Operating expenses are expected to rise as the company invests for growth, but those investments should reinforce Shopify's revenue and earnings trajectory. Importantly, they do not impair capital returns or balance-sheet health: the company has no debt and is net cash on a total-liabilities basis.

Analysts Point to Fresh All-Time Highs in 2026: A Critical Pivot Will be Crossed

Analyst sentiment is strongly bullish and likely to firm as Q1 2026 unfolds. Coverage has increased — 45 analysts tracked by MarketBeat covered SHOP in early February, assigning the stock a consensus Buy. Price-target trends are also positive and sentiment appears to be strengthening.

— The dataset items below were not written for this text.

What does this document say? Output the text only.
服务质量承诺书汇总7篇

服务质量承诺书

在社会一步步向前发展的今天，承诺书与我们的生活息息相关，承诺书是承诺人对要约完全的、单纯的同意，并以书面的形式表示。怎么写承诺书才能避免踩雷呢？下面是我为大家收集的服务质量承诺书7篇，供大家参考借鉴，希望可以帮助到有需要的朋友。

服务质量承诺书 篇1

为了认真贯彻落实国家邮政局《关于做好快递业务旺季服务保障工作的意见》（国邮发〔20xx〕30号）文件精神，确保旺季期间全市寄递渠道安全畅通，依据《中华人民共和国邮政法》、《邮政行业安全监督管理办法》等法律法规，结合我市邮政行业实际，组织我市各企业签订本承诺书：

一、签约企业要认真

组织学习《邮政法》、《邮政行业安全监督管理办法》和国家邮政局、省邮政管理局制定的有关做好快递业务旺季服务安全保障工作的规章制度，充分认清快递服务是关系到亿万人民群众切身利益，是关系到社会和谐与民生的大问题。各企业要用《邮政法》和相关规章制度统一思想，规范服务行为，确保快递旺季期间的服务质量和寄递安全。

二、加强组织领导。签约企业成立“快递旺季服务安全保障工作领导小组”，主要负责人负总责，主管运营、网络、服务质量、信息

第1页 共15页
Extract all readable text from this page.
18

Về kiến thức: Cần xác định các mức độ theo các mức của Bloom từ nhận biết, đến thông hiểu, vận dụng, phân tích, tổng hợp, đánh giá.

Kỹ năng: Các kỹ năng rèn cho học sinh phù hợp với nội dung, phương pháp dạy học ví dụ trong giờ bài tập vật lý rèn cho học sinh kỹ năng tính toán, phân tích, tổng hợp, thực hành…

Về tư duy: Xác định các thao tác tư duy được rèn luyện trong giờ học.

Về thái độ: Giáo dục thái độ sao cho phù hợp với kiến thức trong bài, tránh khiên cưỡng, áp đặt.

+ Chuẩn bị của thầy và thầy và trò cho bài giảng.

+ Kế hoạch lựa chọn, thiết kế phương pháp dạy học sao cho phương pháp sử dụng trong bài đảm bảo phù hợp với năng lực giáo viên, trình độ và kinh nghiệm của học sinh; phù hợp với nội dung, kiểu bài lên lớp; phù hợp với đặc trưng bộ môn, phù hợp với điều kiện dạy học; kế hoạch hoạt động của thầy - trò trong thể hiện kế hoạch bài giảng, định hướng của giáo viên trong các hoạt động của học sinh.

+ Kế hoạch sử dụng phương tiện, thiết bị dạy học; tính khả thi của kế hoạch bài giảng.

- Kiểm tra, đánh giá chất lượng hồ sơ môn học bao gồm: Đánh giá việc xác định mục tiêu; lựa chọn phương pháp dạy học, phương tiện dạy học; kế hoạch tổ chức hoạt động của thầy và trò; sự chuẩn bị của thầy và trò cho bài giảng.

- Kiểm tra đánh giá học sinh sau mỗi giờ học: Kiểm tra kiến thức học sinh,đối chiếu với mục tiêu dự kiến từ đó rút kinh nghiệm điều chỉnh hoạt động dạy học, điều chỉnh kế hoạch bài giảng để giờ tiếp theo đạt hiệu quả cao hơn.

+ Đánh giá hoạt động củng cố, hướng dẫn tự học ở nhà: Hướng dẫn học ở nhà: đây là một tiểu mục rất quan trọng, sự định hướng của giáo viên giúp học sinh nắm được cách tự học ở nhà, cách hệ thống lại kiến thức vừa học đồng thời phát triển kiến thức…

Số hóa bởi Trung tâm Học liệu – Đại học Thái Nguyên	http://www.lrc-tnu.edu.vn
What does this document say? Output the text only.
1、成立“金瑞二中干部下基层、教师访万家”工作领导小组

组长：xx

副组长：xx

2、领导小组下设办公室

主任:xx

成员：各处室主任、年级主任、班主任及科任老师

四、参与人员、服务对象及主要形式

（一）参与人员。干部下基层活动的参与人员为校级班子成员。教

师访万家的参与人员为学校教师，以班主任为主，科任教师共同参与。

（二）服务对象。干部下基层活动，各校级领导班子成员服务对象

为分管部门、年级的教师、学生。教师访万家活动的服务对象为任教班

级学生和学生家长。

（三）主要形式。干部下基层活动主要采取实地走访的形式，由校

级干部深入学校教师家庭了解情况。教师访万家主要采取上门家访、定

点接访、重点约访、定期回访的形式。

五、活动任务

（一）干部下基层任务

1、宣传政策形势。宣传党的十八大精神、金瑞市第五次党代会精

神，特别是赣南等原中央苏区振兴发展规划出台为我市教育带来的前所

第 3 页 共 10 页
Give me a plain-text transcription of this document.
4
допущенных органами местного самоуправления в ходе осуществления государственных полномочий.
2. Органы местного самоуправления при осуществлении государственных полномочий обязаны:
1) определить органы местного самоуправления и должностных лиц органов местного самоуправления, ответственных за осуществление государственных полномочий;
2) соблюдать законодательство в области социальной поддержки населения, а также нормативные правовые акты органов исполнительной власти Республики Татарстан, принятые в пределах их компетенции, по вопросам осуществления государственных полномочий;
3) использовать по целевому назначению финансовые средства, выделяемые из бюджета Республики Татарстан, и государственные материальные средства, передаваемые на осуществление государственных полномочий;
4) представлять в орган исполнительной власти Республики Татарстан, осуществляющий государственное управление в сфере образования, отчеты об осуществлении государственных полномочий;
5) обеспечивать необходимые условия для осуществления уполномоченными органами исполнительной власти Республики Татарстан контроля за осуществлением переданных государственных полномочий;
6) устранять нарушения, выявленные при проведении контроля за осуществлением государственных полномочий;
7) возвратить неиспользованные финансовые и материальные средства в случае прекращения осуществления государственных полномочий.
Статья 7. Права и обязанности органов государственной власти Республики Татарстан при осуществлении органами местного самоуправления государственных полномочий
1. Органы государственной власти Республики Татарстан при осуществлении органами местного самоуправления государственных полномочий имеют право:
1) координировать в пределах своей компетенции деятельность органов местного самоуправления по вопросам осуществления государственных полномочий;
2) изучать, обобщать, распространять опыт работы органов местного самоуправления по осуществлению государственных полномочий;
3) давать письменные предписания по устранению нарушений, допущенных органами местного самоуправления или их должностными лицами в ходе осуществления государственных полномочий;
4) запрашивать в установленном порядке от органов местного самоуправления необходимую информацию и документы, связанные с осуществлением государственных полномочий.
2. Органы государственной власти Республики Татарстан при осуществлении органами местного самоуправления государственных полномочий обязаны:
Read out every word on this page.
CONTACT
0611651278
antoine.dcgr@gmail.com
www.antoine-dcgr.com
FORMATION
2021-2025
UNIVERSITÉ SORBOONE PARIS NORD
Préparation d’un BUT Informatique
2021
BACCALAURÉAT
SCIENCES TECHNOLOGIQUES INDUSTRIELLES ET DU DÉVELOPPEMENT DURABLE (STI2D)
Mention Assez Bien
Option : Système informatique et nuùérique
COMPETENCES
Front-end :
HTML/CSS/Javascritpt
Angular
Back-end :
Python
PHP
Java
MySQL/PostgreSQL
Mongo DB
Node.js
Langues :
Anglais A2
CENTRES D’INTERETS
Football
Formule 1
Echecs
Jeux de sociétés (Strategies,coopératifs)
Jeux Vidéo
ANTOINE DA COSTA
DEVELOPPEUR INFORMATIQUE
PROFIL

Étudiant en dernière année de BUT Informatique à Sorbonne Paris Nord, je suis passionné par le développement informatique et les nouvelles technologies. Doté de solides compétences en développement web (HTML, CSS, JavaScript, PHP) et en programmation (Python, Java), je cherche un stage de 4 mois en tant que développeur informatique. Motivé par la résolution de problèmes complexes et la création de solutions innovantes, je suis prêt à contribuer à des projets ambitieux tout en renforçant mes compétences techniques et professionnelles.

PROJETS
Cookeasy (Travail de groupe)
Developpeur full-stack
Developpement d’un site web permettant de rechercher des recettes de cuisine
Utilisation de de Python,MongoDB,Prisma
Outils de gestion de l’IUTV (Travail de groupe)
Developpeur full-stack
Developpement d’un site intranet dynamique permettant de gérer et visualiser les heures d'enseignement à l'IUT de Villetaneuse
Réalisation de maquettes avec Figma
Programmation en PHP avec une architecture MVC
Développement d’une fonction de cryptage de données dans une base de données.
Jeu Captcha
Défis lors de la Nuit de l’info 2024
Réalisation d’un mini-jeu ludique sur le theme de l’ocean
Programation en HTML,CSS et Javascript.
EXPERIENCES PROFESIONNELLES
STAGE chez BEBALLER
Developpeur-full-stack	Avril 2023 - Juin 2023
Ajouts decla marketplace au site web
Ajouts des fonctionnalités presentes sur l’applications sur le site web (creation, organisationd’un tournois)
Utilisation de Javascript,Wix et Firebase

Upgrades issued the day before the release put consensus price targets in the $170–$200 range, which would be sufficient to set a fresh all-time high at the midpoint.

A move to fresh highs would be a significant pivot. Using the pre-breakout trading range (about $145) projected from the breakout point would place the stock well above $300 — a level that could be reached within a few quarters after a successful breakout.

Risks include institutional activity. The institutional group owns more than 60% of the stock and was a modest headwind in early 2026, with selling narrowly outpacing buying and leaving the market susceptible to a correction driven by AI-related fears. If institutions continue to sell into this rally, the market could struggle to make new highs. The opportunity is that institutions may revert to accumulation now that guidance is set, turning a headwind into a tailwind.